Dynamic Adhesion Characteristics of Spherical Sliders Colliding with Stationary Magnetic Disks with a Thin Lubricant Layer

摘要

The dynamic indentation characteristics of 1-and 2-mm-radius hemispherical glass sliders when colliding with stationary magnetic disks under various lubricant conditions were investigated to clarify the dynamic inter-facial forces between flying head sliders and magnetic disks. The collision times were ~15 and ~30 μs, respectively, and independent of the impact velocity. For a 1-mm-radius slider (Ra roughness = 1.71 nm), a clear adhesion force nearly equal to the static pull-off force was observed at the instant of separation when the lubricant thickness was from 1 nm without UV (0.69 nm mobile lubricant thickness) to 3 nm with UV (1.89 nm mobile lubricant thickness).
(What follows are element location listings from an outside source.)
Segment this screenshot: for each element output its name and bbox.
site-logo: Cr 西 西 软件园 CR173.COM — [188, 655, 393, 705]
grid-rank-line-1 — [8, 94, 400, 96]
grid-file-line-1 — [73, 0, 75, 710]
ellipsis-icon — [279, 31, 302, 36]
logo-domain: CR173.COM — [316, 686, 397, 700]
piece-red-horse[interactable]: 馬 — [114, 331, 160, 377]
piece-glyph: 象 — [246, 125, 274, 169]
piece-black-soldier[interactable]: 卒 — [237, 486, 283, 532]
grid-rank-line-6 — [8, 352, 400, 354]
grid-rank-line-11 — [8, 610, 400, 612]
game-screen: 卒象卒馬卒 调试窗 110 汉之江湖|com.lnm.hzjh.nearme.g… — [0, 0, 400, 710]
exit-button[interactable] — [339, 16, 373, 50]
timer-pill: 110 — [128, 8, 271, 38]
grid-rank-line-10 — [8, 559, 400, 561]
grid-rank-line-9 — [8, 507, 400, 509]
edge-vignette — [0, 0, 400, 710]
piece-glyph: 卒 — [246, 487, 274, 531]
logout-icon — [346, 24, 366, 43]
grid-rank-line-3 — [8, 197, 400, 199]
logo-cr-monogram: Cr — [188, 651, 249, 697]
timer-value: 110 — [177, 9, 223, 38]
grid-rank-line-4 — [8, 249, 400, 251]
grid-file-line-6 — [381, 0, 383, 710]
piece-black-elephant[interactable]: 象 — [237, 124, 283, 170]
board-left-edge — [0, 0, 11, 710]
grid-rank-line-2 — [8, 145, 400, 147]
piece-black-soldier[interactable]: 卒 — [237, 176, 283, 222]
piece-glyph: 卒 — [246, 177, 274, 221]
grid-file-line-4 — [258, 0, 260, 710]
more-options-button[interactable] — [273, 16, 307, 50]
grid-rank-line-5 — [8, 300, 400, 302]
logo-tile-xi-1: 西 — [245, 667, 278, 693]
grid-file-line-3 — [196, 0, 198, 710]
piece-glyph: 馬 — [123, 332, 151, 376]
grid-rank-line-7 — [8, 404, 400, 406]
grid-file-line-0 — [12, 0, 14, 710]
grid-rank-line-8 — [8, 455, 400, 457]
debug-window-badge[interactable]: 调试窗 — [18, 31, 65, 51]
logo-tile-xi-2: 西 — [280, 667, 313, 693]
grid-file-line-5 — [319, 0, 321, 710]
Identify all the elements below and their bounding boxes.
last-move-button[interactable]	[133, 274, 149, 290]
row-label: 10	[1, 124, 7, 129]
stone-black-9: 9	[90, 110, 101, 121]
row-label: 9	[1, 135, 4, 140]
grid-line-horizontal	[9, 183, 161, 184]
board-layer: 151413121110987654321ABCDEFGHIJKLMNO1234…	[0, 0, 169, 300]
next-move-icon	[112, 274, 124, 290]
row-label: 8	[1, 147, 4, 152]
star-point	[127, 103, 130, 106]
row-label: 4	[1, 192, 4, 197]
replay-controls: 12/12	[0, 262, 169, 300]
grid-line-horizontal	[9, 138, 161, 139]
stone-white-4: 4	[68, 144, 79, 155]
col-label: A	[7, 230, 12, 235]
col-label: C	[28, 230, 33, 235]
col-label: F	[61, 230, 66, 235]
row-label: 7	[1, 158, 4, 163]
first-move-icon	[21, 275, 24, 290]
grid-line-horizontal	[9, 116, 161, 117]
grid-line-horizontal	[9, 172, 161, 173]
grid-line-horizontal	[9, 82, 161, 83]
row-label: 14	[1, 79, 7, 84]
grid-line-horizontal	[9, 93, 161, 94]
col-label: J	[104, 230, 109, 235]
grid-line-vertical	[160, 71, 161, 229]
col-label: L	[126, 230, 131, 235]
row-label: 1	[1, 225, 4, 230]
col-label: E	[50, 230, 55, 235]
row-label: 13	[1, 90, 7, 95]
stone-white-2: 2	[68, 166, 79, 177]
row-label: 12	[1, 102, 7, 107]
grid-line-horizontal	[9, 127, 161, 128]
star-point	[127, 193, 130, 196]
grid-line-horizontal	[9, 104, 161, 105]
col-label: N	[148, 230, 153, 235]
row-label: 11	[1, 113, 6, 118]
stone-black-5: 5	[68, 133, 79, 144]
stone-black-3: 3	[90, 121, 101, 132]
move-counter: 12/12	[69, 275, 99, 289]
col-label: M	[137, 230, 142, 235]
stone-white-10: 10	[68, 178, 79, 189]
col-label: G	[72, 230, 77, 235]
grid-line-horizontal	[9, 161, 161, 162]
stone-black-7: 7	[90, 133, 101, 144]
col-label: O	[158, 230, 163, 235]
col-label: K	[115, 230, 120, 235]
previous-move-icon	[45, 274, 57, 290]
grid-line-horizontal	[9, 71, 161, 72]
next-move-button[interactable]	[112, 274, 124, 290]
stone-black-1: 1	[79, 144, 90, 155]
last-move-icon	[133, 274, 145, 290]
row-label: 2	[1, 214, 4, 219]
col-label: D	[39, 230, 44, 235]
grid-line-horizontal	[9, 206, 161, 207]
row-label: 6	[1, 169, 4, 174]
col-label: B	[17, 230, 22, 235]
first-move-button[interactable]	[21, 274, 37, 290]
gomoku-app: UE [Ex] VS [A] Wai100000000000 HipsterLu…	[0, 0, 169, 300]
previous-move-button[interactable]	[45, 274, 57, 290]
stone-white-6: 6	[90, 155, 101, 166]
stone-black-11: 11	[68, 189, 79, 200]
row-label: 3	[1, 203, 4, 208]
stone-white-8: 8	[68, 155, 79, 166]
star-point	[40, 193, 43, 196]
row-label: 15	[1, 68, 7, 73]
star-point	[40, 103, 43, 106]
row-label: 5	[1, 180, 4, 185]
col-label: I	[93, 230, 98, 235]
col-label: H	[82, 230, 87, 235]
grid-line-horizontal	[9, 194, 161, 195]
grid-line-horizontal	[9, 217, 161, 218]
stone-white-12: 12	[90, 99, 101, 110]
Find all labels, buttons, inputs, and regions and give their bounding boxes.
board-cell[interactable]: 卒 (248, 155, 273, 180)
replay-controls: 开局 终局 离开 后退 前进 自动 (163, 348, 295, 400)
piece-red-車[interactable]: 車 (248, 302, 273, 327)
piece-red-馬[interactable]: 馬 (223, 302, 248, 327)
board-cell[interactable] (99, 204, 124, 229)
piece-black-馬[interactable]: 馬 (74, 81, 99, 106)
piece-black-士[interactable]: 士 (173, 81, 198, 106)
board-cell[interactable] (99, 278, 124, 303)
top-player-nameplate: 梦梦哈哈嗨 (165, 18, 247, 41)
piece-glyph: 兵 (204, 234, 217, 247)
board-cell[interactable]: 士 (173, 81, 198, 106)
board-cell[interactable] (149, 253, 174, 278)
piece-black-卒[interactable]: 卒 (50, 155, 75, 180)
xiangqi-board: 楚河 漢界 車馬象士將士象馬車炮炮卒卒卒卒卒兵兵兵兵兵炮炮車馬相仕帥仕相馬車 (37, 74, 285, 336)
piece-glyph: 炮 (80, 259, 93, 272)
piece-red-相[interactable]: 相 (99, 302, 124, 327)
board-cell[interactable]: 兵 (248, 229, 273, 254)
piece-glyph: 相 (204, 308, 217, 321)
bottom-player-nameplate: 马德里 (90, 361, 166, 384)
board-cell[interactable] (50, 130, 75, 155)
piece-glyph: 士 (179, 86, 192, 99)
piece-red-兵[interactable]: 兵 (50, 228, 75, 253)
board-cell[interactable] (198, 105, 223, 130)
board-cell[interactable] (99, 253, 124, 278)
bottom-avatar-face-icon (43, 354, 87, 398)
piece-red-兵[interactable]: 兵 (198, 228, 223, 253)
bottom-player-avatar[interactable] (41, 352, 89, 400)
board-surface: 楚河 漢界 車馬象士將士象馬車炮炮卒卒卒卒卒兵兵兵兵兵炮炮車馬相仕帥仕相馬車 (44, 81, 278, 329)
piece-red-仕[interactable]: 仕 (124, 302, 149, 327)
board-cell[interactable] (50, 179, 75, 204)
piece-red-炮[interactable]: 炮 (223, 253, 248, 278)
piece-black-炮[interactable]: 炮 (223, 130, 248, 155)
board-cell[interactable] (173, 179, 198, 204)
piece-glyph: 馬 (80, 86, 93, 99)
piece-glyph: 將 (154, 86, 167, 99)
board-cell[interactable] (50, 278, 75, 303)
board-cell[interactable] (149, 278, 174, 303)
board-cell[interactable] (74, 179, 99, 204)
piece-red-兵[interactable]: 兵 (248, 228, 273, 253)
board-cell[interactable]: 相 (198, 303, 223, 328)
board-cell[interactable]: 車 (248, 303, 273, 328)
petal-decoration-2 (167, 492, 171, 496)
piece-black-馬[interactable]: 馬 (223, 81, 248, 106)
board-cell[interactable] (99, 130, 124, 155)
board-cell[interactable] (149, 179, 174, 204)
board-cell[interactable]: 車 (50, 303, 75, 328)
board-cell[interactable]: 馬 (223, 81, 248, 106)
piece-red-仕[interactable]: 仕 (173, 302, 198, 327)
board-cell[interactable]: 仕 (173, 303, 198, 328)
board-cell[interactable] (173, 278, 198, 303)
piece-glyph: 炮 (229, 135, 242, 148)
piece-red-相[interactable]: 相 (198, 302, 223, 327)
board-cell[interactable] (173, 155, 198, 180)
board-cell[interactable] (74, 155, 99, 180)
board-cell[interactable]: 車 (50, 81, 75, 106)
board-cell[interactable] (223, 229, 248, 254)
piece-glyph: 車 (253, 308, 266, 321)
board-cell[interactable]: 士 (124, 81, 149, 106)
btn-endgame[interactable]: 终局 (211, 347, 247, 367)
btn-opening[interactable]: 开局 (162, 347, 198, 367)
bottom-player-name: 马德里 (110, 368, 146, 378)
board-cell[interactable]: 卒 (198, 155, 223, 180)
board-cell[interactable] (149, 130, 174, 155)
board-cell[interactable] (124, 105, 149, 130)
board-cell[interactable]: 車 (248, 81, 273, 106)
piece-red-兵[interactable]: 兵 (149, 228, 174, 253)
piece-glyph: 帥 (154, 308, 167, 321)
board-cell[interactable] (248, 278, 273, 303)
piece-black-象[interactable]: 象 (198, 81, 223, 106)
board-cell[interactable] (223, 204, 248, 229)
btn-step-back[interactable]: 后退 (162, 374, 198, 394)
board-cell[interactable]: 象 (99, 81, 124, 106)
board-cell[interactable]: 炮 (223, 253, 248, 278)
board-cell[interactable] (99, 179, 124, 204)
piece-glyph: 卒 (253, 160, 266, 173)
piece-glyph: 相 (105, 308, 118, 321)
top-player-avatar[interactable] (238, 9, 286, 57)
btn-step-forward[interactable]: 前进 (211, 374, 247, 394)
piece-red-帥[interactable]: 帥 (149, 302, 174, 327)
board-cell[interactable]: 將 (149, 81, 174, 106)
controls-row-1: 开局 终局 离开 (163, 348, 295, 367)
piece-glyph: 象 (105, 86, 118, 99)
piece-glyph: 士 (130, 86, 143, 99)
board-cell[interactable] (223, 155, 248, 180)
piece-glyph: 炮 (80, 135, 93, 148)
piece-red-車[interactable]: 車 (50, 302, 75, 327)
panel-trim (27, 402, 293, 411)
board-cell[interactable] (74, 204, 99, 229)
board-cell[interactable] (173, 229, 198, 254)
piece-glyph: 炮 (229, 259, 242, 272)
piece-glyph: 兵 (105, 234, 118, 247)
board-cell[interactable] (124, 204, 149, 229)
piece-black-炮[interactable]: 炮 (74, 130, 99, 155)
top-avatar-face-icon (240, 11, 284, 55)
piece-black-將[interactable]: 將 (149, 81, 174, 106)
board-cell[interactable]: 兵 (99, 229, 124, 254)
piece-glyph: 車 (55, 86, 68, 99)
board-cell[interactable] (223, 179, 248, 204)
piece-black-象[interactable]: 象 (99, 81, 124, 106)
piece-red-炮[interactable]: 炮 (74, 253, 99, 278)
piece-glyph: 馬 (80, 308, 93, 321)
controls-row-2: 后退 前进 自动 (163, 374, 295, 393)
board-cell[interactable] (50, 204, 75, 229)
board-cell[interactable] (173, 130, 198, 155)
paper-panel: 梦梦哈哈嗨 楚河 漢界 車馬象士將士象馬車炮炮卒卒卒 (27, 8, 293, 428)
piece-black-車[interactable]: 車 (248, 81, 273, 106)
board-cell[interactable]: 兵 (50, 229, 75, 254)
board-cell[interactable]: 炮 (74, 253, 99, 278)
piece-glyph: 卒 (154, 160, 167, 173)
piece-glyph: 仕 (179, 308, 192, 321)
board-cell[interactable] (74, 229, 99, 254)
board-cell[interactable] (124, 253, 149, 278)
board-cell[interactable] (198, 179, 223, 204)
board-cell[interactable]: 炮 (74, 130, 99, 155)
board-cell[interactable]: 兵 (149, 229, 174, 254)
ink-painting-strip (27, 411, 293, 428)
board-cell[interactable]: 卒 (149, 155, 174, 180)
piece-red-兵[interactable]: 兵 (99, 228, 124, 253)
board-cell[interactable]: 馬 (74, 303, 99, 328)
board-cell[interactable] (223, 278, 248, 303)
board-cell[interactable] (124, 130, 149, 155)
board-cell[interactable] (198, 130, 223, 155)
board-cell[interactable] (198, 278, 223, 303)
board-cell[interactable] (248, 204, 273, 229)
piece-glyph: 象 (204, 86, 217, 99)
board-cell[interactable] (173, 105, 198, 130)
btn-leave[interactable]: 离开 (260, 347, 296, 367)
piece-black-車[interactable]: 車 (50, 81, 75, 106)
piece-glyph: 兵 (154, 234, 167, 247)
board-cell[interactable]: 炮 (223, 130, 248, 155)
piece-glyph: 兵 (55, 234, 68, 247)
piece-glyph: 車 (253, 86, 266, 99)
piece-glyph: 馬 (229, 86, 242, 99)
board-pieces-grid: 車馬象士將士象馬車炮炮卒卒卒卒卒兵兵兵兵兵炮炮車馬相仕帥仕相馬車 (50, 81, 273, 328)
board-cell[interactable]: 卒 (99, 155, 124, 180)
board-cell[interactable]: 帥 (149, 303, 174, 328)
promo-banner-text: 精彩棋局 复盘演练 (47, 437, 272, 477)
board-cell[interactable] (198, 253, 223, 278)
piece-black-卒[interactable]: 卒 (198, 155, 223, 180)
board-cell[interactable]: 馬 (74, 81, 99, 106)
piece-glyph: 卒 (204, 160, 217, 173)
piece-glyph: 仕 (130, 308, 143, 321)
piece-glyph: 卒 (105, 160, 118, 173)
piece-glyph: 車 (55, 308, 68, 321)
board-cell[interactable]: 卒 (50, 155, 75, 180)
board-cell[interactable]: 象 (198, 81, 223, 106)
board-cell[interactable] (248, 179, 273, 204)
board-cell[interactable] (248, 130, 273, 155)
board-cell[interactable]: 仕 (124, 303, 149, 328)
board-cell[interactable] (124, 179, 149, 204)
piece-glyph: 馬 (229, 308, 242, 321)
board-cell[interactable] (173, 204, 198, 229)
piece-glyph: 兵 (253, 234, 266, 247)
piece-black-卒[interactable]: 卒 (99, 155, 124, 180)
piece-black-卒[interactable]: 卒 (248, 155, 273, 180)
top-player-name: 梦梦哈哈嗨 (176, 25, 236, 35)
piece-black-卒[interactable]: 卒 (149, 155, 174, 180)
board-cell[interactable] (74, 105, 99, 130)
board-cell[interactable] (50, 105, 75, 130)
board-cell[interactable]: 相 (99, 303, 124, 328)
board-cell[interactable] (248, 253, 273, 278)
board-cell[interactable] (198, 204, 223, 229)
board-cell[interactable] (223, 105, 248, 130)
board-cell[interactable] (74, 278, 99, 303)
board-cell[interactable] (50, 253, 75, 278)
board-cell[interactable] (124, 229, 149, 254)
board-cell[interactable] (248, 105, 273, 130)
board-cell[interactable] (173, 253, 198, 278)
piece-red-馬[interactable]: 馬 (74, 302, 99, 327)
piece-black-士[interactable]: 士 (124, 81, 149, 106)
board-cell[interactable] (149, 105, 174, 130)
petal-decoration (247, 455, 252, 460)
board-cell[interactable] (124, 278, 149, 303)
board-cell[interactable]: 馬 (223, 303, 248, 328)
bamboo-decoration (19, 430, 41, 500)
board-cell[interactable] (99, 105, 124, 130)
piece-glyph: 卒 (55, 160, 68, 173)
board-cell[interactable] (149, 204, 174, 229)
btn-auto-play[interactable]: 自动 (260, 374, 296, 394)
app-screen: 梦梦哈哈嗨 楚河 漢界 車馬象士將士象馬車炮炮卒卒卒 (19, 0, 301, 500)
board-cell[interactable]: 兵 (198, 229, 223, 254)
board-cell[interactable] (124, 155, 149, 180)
The dynamic adhesion force was maximum when the slider had separated from the disk surface by about 2 nm and dropped from the maximum to zero when the separation reached more than 5 nm. When the mobile lubricant thickness was 0.43 nm, a clear adhesion force was not observed. For a 2-mm-radius slider (Ra roughness = 0.34 nm), a clear adhesion force, similar to the static pull-off force, was observed at the instant of separation at almost all lubricant thicknesses and impact velocities tested except at a small mobile lubricant thickness of 0.43 nm with impact velocities greater than 1.1 mm/s. The dynamic adhesion force dropped from the maximum to zero when the distance traveled from the maximum reached more than 5 nm. These results suggest that the dynamic adhesion force of 1- and 2-mm-radius sliders originates from meniscus formation rather than van der Waals force.